Der Wirtschaftsexperte sieht ein Problem in der niedrigen Aktionärsquote der Deutschen.

(Foto: Reuters)

BerlinDer CDU-Politiker Friedrich Merz hat sich für eine verpflichtende private Altersvorsorge in Deutschland ausgesprochen. Wegen der niedrigen Anzahl an Aktionären in Deutschland „arbeiten Millionen deutscher Beschäftigter in börsennotierten Aktiengesellschaften, deren Erfolg von Millionen ausländischer Aktionäre vereinnahmt wird“, schreibt der stellvertretende Präsident des Wirtschaftrates der CDU in einem Gastbeitrag für die Wochenzeitung „Die Zeit“.

Deshalb müsse es eine „neue Kultur des Aktiensparen geben“. „Ich bin, anders als früher, heute auch der Auffassung, dass der Gesetzgeber eine Verpflichtung zur privaten, kapitalmarktorientierten Vorsorge für das Alter ernsthaft prüfen sollte, in welcher Form auch immer“, ergänzt Merz. Der CDU-Politiker wird als möglicher Wirtschaftsminister gehandelt, sollte CDU-Chefin Annegret Kramp-Karrenbauer Bundeskanzlerin werden. In den vergangenen Tagen hatte er sich auch aktiver in die Klimaschutzdebatte eingeschaltet und davor gewarnt, dass die CDU dabei den Grünen nacheifert.

Merz ist Aufsichtsrats-Vorsitzender der Fondsgesellschaft Blackrock Deutschland, einem Ableger des weltgrößten Vermögensverwalters. Die Debatte über eine stärkere Beteiligung der Deutschen am Aktienmarkt gibt es seit Jahren und hat sich in Zeiten extrem niedriger Sparzinsen verstärkt.

Merz verweist darauf, dass die Zahl der Aktionäre dennoch 2018 nur um 200.000 auf über zehn Millionen zugenommen habe.
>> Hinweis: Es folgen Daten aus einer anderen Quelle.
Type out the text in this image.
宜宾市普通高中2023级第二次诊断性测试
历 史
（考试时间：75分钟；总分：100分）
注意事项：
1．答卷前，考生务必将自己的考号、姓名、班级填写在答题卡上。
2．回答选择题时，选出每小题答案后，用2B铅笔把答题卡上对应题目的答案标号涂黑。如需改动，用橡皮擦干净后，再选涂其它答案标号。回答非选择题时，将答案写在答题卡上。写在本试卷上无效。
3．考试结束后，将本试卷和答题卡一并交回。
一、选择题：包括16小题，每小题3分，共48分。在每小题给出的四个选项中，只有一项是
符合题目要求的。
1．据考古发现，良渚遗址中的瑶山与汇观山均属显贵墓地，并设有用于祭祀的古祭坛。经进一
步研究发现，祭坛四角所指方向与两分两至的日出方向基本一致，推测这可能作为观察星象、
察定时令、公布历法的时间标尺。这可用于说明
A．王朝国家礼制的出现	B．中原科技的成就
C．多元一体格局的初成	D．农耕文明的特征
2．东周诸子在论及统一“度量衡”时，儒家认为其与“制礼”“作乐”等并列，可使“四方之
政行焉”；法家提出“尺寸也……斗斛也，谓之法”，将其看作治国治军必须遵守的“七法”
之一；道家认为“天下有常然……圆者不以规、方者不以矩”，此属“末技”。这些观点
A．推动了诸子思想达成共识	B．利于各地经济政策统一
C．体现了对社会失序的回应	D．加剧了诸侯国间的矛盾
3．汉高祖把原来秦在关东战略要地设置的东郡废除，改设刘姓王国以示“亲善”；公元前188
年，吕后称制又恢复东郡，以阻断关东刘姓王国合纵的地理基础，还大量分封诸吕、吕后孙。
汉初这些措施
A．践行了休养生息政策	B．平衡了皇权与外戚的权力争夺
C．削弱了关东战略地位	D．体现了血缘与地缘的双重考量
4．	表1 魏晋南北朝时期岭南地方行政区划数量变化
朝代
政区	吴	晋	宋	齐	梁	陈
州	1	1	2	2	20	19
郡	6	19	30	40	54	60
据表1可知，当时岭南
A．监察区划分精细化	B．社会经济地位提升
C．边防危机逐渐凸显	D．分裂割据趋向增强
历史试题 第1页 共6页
Dies ist unter dem Durchschnitt anderer westlicher Industrieländer. Immer wieder war auch diskutiert worden, ob die Bundesregierung nicht wie in anderen Ländern etwa Lebensversicherungen einen höheren Investitionsanteil an Aktien erlauben sollte, um die Rendite für ihre Kunden zu erhöhen.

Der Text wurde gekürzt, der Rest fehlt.